Member of the Provincial Assembly of the Punjab
- In office 15 August 2018 – 14 January 2023
- Constituency: PP-20 Rawalpindi-XV
- In office 29 May 2013 – 31 May 2018
- Constituency: PP-8 (Rawalpindi-VIII)

President of PTI, North Punjab
- Incumbent
- Assumed office 3 May 2024
- Chairman: Gohar Ali Khan Imran Khan
- Preceded by: Seemabia Tahir

Personal details
- Born: 21 September 1977 (age 48) Rawalpindi, Punjab, Pakistan
- Party: PTI (2013–present) PML-Q (2001–2012)

= Malik Taimoor Masood =

Pakistani politician

Malik Taimoor Masood (born 21 September 1977) is a Pakistani politician who had been a member of the Provincial Assembly of the Punjab from August 2018 till January 2023. Previously he was a member of the Punjab Assembly from May 2013 to May 2018.

==Early life and education==
He was born on 21 September 1977 in Wah Cantonment.

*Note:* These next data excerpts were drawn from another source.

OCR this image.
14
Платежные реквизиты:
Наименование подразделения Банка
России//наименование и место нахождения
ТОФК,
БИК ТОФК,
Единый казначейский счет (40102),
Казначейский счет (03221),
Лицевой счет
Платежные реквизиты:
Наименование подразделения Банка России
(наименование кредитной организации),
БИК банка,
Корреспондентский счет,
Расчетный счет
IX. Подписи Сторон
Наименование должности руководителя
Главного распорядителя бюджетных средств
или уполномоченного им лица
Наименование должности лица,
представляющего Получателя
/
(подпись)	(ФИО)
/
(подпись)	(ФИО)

He received his early education from Lawrence College, Ghora Gali. He graduated from University of the Punjab with a masters degree in Business Administration from COMSATS Institute of Information Technology.

==Political career==
He contested his first election in Punjab provincial by-election 2002 by a vacant seat from Ghulam Sarwar Khan from the PP-8 (Rawalpindi-VIII) constituency as a PML-Q candidate but lost to Muhammad Waqas Khan of the Muttahida Majlis-e-Amal (MMA). He ran again in 2008 Punjab provincial election under the same party PML-Q but suffered a major defeat to Mrs. Umar Farooq of PML-N. In 2012, he subsequently joined PTI.

He was elected to the Provincial Assembly of the Punjab as a candidate of the Pakistan Tehreek-e-Insaf (PTI) from PP-8 (Rawalpindi-VIII) in the 2013 Punjab provincial election.

He was re-elected to Provincial Assembly of the Punjab as a candidate of the PTI from PP-20 Rawalpindi-XV in the 2018 Punjab provincial election.

He ran for a seat in the Provincial Assembly from PP-20 Rawalpindi-XV as a candidate of the PTI in the 2023 Punjab provincial election.